I tracked this down to parse_selector. It only allocated the string when visiting the first character in the value’s string. The main change ended up being small:

1
2
3
4
5
6
7
8
9
10
11
12
13
14
15
16
17
18
19
20
21
22
23
24
25
26
27
diff --git a/selector.c b/selector.c
index 25a5f7c..a068527 100644
--- a/selector.c
+++ b/selector.c
@@ -314,12 +314,20 @@ EXPORT Selector parse_selector(const string selector, string *rest)
       else errexit("Expected string or name after \"=\" but found \"%c\"\n",*s);
       break;
     case DSTRING:                              /* Inside "..." */
-      if (*s == '"') {s++; state = AFTER_VALUE;}
+      if (*s == '"') {
+        s++;
+        if (!sel->attribs->value) sel->attribs->value = newstring("");
+        state = AFTER_VALUE;
+      }
       else if (*s == '\\') parse_escape(&s, &sel->attribs->value);
       else {strappc(&sel->attribs->value, *s); s++;}
       break;
     case SSTRING:                              /* Inside "..." */
-      if (*s == '\'') {s++; state = AFTER_VALUE;}
+      if (*s == '\'') {
+        s++;
+        if (!sel->attribs->value) sel->attribs->value = newstring("");
+        state = AFTER_VALUE;
+      }
       else if (*s == '\\') parse_escape(&s, &sel->attribs->value);
       else {strappc(&sel->attribs->value, *s); s++;}
       break;

This initializes the string if it hadn’t been initialized when the end quote marker is detected.

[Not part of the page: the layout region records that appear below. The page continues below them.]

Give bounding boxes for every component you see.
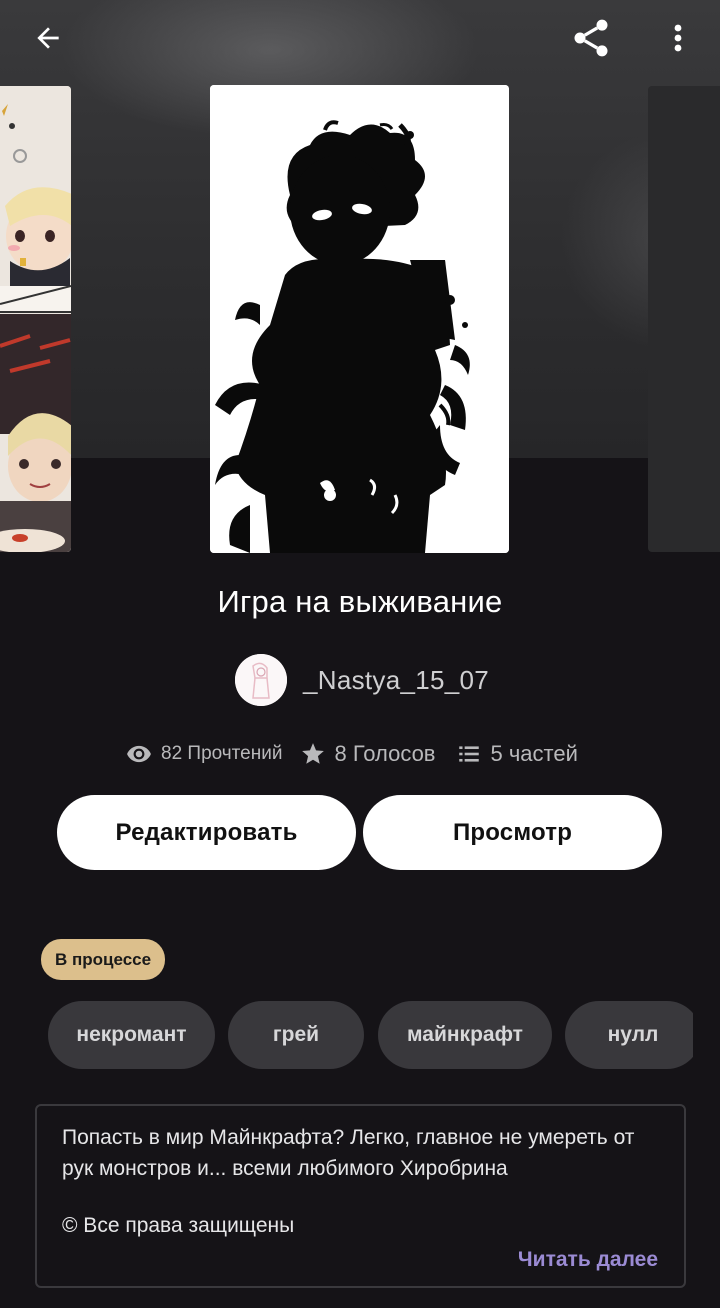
share-button[interactable]	[566, 14, 616, 62]
status-badge: В процессе	[41, 939, 166, 980]
author-link[interactable]: _Nastya_15_07	[235, 654, 489, 706]
arrow-left-icon	[37, 27, 59, 49]
author-name[interactable]: _Nastya_15_07	[303, 665, 489, 696]
description-box: Попасть в мир Майнкрафта? Легко, главное…	[35, 1104, 686, 1288]
parts-count: 5 частей	[490, 741, 578, 766]
copyright-text: © Все права защищены	[62, 1214, 295, 1237]
description-text: Попасть в мир Майнкрафта? Легко, главное…	[62, 1126, 635, 1180]
tag-chip[interactable]: грей	[228, 1001, 364, 1069]
more-vertical-icon	[674, 24, 682, 52]
tag-chip[interactable]: нулл	[565, 1001, 693, 1069]
author-avatar[interactable]	[235, 654, 287, 706]
tags-row[interactable]: некромант грей майнкрафт нулл	[0, 1001, 693, 1069]
more-options-button[interactable]	[660, 14, 696, 62]
story-title: Игра на выживание	[217, 584, 503, 619]
preview-button[interactable]: Просмотр	[363, 795, 662, 870]
edit-button[interactable]: Редактировать	[57, 795, 356, 870]
top-app-bar	[0, 0, 720, 80]
tag-chip[interactable]: майнкрафт	[378, 1001, 552, 1069]
star-icon	[302, 743, 325, 764]
story-cover[interactable]	[210, 85, 509, 553]
eye-icon	[127, 745, 151, 763]
reads-stat: 82 Прочтений	[126, 741, 282, 767]
story-stats: 82 Прочтений 8 Голосов 5 частей	[126, 736, 578, 772]
back-button[interactable]	[22, 16, 74, 60]
previous-story-cover[interactable]	[0, 86, 71, 552]
next-story-cover[interactable]	[648, 86, 720, 552]
reads-count: 82 Прочтений	[161, 743, 283, 764]
tag-chip[interactable]: некромант	[48, 1001, 215, 1069]
parts-stat: 5 частей	[456, 741, 578, 767]
share-icon	[574, 19, 608, 57]
votes-stat: 8 Голосов	[300, 741, 436, 767]
votes-count: 8 Голосов	[334, 741, 436, 766]
list-icon	[458, 746, 479, 762]
read-more-link[interactable]: Читать далее	[518, 1248, 658, 1272]
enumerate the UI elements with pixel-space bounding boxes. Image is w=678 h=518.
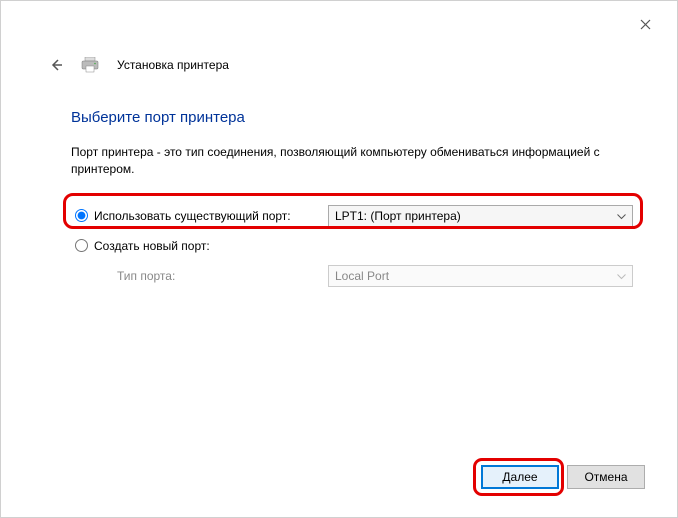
cancel-button[interactable]: Отмена: [567, 465, 645, 489]
page-description: Порт принтера - это тип соединения, позв…: [71, 144, 611, 179]
radio-use-existing-label: Использовать существующий порт:: [94, 209, 291, 223]
option-create-new-port: Создать новый порт:: [71, 233, 637, 259]
radio-create-new-input[interactable]: [75, 239, 88, 252]
dialog-footer: Далее Отмена: [481, 465, 645, 489]
radio-use-existing-input[interactable]: [75, 209, 88, 222]
port-type-row: Тип порта: Local Port: [71, 259, 637, 293]
existing-port-value: LPT1: (Порт принтера): [335, 209, 461, 223]
port-type-value: Local Port: [335, 269, 389, 283]
radio-use-existing-port[interactable]: Использовать существующий порт:: [75, 209, 328, 223]
radio-create-new-port[interactable]: Создать новый порт:: [75, 239, 328, 253]
dialog-window: Установка принтера Выберите порт принтер…: [0, 0, 678, 518]
page-heading: Выберите порт принтера: [71, 109, 637, 126]
existing-port-select[interactable]: LPT1: (Порт принтера): [328, 205, 633, 227]
option-use-existing-port: Использовать существующий порт: LPT1: (П…: [71, 199, 637, 233]
printer-icon: [81, 57, 99, 73]
close-icon: [640, 19, 651, 30]
next-button[interactable]: Далее: [481, 465, 559, 489]
port-type-select: Local Port: [328, 265, 633, 287]
port-type-label: Тип порта:: [75, 269, 175, 283]
radio-create-new-label: Создать новый порт:: [94, 239, 210, 253]
chevron-down-icon: [617, 269, 626, 283]
dialog-title: Установка принтера: [117, 58, 229, 72]
back-button[interactable]: [49, 58, 63, 72]
back-arrow-icon: [49, 58, 63, 72]
close-button[interactable]: [631, 13, 659, 35]
dialog-header: Установка принтера: [49, 57, 229, 73]
dialog-content: Выберите порт принтера Порт принтера - э…: [71, 109, 637, 293]
chevron-down-icon: [617, 209, 626, 223]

I added a unit test and struggled a bit with autotools to see it working.

Once it was working, I had to figure out how to send it upstream. I checked the changelog, and got an email address. I generated a patch via git format-patch:

1
2
$ git format-patch HEAD~
0001-Fix-segfault-when-querying-for-empty-attributes.patch

A few hours after I emailed the patch, the author released a new version (7.9).

The next step is to get it packaged for Debian. Going to https://tracker.debian.org/pkg/html-xml-utils pointed me to a Salsa repository. I made a merge request that refreshes the upstream source code from 7.7 to 7.9:

https://salsa.debian.org/rnaundorf-guest/html-xml-utils/-/merge_requests/2

It’s still pending review, and I’ll need to work on a merge request to the actual debian files. This is the first time I’m involved with the release of a Debian package, so I’m not sure how long this process is going to take.